China’s population falls for first time in more than 60 years

3 Min
ChinaChina Digest

by Helen Davidson and agencies in The Guardian, Jan 17, 2023
China has entered an “era of negative population growth”, after figures revealed a historic drop in the number of people for the first time since 1961.

The country had 1.41175 billion people at the end of 2022, compared with 1.41260 billion a year earlier, the National Bureau of Statistics said on Tuesday, a drop of 850,000. It marked the beginning of what is expected to be a long period of population decline, despite major government efforts to reverse the trend.

Speaking on the eve of the data’s release, Cai Fang, vice-chairman of the Agriculture and Rural Affairs Committee of the National People’s Congress, said China’s population had reached its peak in 2022, much earlier than expected. “Experts in the fields of population and economics have predicted that by 2022 or no later than 2023, my country will enter an era of negative population growth,” Cai said.

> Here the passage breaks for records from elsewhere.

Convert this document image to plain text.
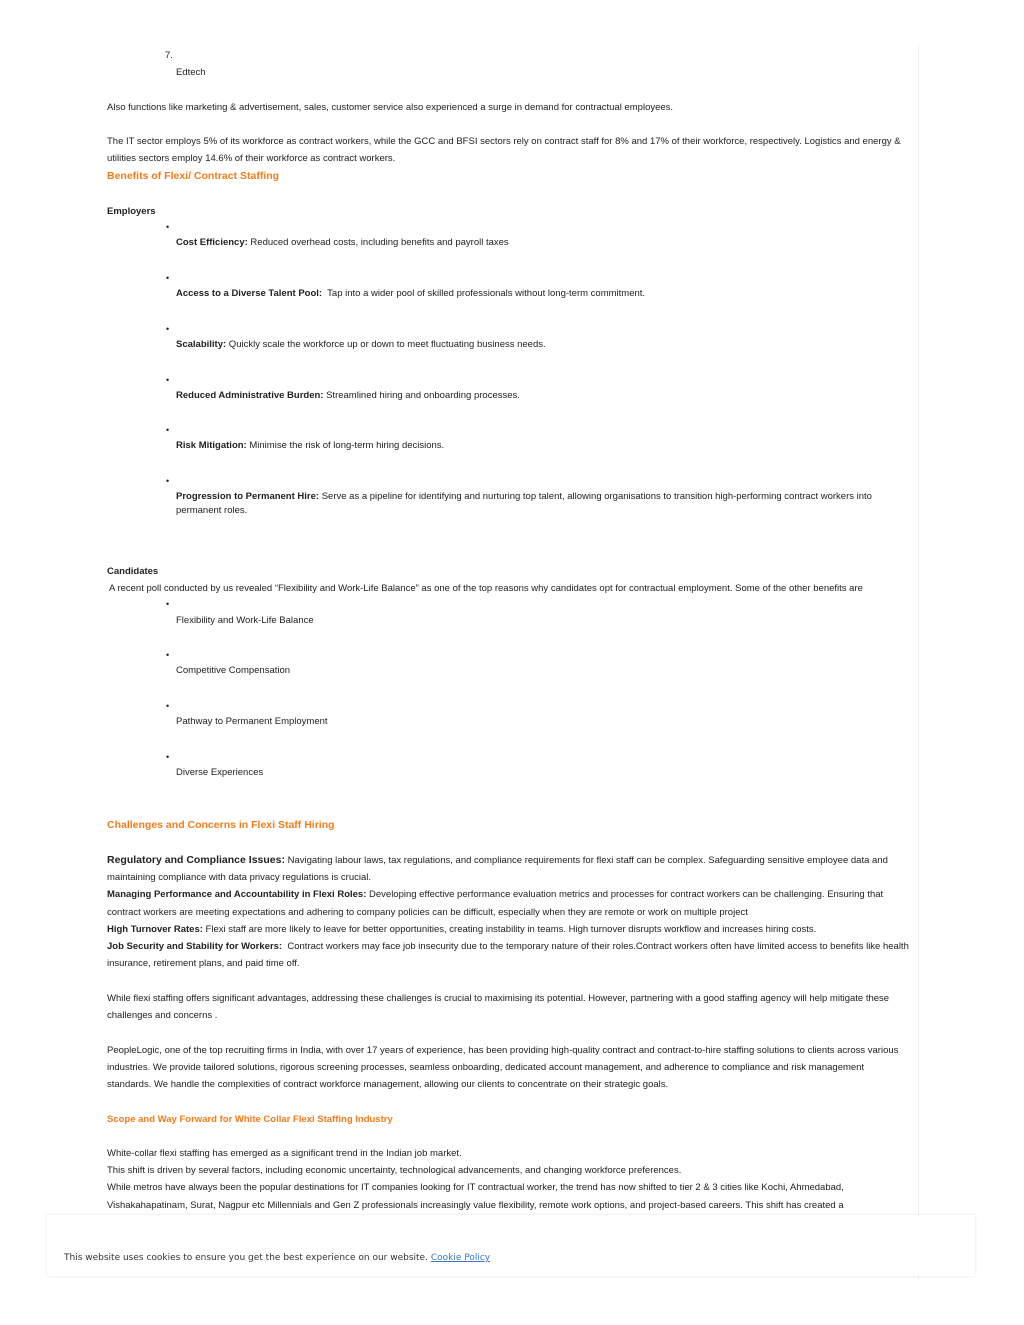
7.

Edtech

Also functions like marketing & advertisement, sales, customer service also experienced a surge in demand for contractual employees.

The IT sector employs 5% of its workforce as contract workers, while the GCC and BFSI sectors rely on contract staff for 8% and 17% of their workforce, respectively. Logistics and energy & utilities sectors employ 14.6% of their workforce as contract workers.

Benefits of Flexi/ Contract Staffing

Employers

•

Cost Efficiency: Reduced overhead costs, including benefits and payroll taxes

•

Access to a Diverse Talent Pool:  Tap into a wider pool of skilled professionals without long-term commitment.

•

Scalability: Quickly scale the workforce up or down to meet fluctuating business needs.

•

Reduced Administrative Burden: Streamlined hiring and onboarding processes.

•

Risk Mitigation: Minimise the risk of long-term hiring decisions.

•

Progression to Permanent Hire: Serve as a pipeline for identifying and nurturing top talent, allowing organisations to transition high-performing contract workers into permanent roles.

Candidates

A recent poll conducted by us revealed “Flexibility and Work-Life Balance” as one of the top reasons why candidates opt for contractual employment. Some of the other benefits are

•

Flexibility and Work-Life Balance

•

Competitive Compensation

•

Pathway to Permanent Employment

•

Diverse Experiences

Challenges and Concerns in Flexi Staff Hiring

Regulatory and Compliance Issues: Navigating labour laws, tax regulations, and compliance requirements for flexi staff can be complex. Safeguarding sensitive employee data and maintaining compliance with data privacy regulations is crucial.
Managing Performance and Accountability in Flexi Roles: Developing effective performance evaluation metrics and processes for contract workers can be challenging. Ensuring that contract workers are meeting expectations and adhering to company policies can be difficult, especially when they are remote or work on multiple project
High Turnover Rates: Flexi staff are more likely to leave for better opportunities, creating instability in teams. High turnover disrupts workflow and increases hiring costs.
Job Security and Stability for Workers:  Contract workers may face job insecurity due to the temporary nature of their roles.Contract workers often have limited access to benefits like health insurance, retirement plans, and paid time off.

While flexi staffing offers significant advantages, addressing these challenges is crucial to maximising its potential. However, partnering with a good staffing agency will help mitigate these challenges and concerns .

PeopleLogic, one of the top recruiting firms in India, with over 17 years of experience, has been providing high-quality contract and contract-to-hire staffing solutions to clients across various industries. We provide tailored solutions, rigorous screening processes, seamless onboarding, dedicated account management, and adherence to compliance and risk management standards. We handle the complexities of contract workforce management, allowing our clients to concentrate on their strategic goals.

Scope and Way Forward for White Collar Flexi Staffing Industry

White-collar flexi staffing has emerged as a significant trend in the Indian job market.
This shift is driven by several factors, including economic uncertainty, technological advancements, and changing workforce preferences.
While metros have always been the popular destinations for IT companies looking for IT contractual worker, the trend has now shifted to tier 2 & 3 cities like Kochi, Ahmedabad, Vishakahapatinam, Surat, Nagpur etc Millennials and Gen Z professionals increasingly value flexibility, remote work options, and project-based careers. This shift has created a

This website uses cookies to ensure you get the best experience on our website. Cookie Policy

China’s government has for several years been scrambling to encourage people to have more children, and stave off the looming demographic crisis caused by an ageing population. New policies have sought to ease the financial and social burdens of child rearing, or to actively incentivise having children via subsidies and tax breaks. Some provinces or cities have announced cash payments to parents who have a second or third child. Last week the city of Shenzhen announced financial incentives that translate into a total of 37,500 yuan ($5,550) for a three-child family.

However after decades of a one-child policy that punitively discouraged having multiple children, and rising costs of modern living, resistance remains among couples.

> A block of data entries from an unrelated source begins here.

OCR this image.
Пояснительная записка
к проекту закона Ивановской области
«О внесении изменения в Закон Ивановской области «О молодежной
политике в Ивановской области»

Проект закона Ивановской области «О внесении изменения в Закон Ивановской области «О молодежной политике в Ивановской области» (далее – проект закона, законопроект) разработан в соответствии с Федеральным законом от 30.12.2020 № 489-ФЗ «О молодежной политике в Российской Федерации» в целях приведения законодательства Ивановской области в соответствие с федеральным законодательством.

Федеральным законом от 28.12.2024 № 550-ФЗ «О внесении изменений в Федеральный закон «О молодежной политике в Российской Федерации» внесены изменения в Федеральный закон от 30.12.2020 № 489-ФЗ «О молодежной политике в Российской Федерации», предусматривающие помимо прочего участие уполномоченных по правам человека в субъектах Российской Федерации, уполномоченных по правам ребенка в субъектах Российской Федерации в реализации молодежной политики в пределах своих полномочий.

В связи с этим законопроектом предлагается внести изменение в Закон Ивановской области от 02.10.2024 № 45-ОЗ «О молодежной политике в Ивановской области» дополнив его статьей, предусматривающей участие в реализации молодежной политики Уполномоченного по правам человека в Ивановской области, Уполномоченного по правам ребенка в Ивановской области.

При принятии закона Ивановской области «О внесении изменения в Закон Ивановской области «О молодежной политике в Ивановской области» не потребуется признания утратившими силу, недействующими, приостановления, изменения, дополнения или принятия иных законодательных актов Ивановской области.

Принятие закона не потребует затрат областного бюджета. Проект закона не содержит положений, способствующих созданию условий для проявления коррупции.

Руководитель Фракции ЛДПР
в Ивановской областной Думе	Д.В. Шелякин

At a press conference on Tuesday, Kang Yi, head of the National Bureau of Statistics, said China’s overall labor supply still exceeded demand, and people should not worry about the population decline.

China is on track to be overtaken by India as the world’s most populous nation.

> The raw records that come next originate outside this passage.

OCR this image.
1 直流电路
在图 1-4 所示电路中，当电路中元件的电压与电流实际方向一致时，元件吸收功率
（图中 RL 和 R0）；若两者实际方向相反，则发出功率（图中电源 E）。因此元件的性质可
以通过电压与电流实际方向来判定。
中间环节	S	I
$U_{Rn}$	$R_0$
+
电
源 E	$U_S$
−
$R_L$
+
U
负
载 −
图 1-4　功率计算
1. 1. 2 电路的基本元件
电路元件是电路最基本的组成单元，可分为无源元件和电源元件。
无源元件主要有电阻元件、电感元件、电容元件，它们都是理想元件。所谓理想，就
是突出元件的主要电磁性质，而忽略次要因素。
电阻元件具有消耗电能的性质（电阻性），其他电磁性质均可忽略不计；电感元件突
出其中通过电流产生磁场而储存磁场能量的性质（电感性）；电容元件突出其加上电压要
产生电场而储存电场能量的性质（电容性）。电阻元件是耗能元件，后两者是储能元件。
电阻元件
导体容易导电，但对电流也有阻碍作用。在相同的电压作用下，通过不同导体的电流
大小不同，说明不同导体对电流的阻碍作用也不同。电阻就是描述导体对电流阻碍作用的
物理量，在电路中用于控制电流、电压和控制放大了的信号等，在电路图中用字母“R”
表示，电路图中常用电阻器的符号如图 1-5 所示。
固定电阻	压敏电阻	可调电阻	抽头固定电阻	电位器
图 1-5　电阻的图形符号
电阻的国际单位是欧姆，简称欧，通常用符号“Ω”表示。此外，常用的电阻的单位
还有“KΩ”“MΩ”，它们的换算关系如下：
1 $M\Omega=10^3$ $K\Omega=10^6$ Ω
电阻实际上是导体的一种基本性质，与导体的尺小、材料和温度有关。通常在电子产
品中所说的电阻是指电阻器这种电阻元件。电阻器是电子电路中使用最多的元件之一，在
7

Last year’s birthrate was 6.77 births per 1,000 people, down from a rate of 7.52 births in 2021, marking the lowest birthrate on record. In real numbers, there were more than one million fewer registered births in 2022 than the previous year’s total of 10.62 million.

The country also logged its highest death rate since 1976, registering 7.37 deaths per 1,000 people compared with a rate of 7.18 deaths in 2021.

Cai said China’s social policies needed to be adjusted, including aged care and pensions, a national financial burden which would worsen in the future and impact China’s economic growth.

Online, some Chinese people were unsurprised by the announcement, saying the social pressures which were driving the low birthrate still remained.

“Housing prices, welfare, education, healthcare – reasons why people can’t afford to have children,” said one commenter on Weibo.

“Now who dares to have children, housing prices are so expensive, no one wants to get married and even fall in love, let alone have children,” said another.

“Not talking about raising social security, only talking about raising the fertility rate, it’s all just crap.”

On Tuesday China’s government also announced the GDP had grown 3% in 2022. That figure would mark one of the slowest periods of growth in decades, but was still higher than predicted, prompting some scepticism among analysts given the incredibly stringent zero-Covid restrictions in place during the fourth quarter.

China’s stringent zero-Covid policies that were in place for three years before an abrupt reversal which has overwhelmed medical facilities, have caused further damage to the country’s bleak demographic outlook, population experts have said.

Yi Fuxian, an obstetrics and gynaecology researcher at the University of Wisconsin-Madison and expert on China’s population changes, said the decline in population was occurring almost a decade earlier than the country’s government and the United Nations had projected.

“Meaning that China’s real demographic crisis is beyond imagination and that all of China’s past economic, social, defence, and foreign policies were based on faulty demographic data,” Yi said on Twitter.

“China’s demographic and economic outlook is much bleaker than expected. China will have to undergo a strategic contraction and adjust its social, economic, defence, and foreign policies. China will improve relations with the West.”